For many people, having a full time career until the magical age of 62 and then stopping abruptly is an artificially contrived ideal.
Before getting excited about this retirement catch up strategy, carefully consider if you have the desire to work full or part time during retirement. Do you want to develop a second or third career that interests you?
Maybe you want to continue with what you already do, but work fewer hours? You can redefine what retirement means to fit your exact needs.
1. Delayed Retirement
It is no brainer, the longer you have an income generating position, the fewer years in retirement you must deplete from your retirement nest egg.
Not only does this lower the savings required, but it gives more years to continue growing your savings while having your employer cover medical insurance and other expenses. This can dramatically close the retirement savings gap.
2. Phased Retirement
Rather than stopping work, how about just slowing down? Some employers encourage workers to phase into retirement by reducing workload to three days a week so they can retain worker knowledge and skills.
If your company doesn’t offer this program, consider switching to a job that offers flex hours or large blocks of vacation time like teaching. This way, you can slow down without quitting entirely.
A tried and proven path to entrepreneurial transition in retirement is consulting for your previous profession.

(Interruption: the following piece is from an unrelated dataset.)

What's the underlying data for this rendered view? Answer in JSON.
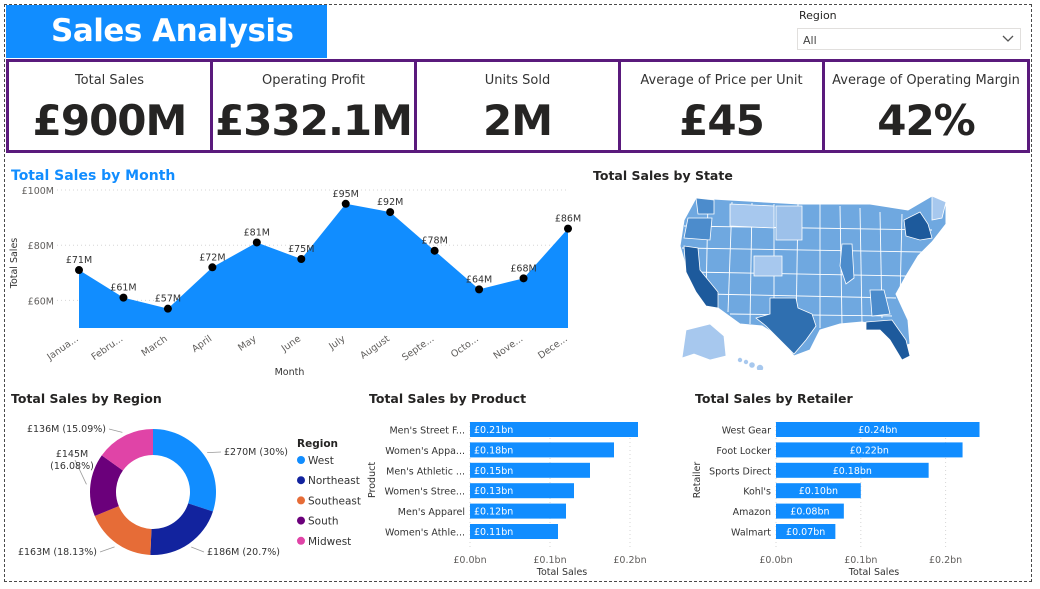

Another popular phased retirement strategy is to convert an artistic passion or hobby interest into extra revenue. What avocations of yours could be converted into revenue streams? The choices are limited only by your creativity.
The bottom line is it’s never too late to begin saving for retirement.
You still have plenty of options and solutions available – but you must not procrastinate.
Retirement planning late in your working years may be harder, but you can increase the odds of success if you follow the retirement catch up strategies above.
Nobody should need or want to adopt all the strategies, so pick and choose only the ones that work best for you.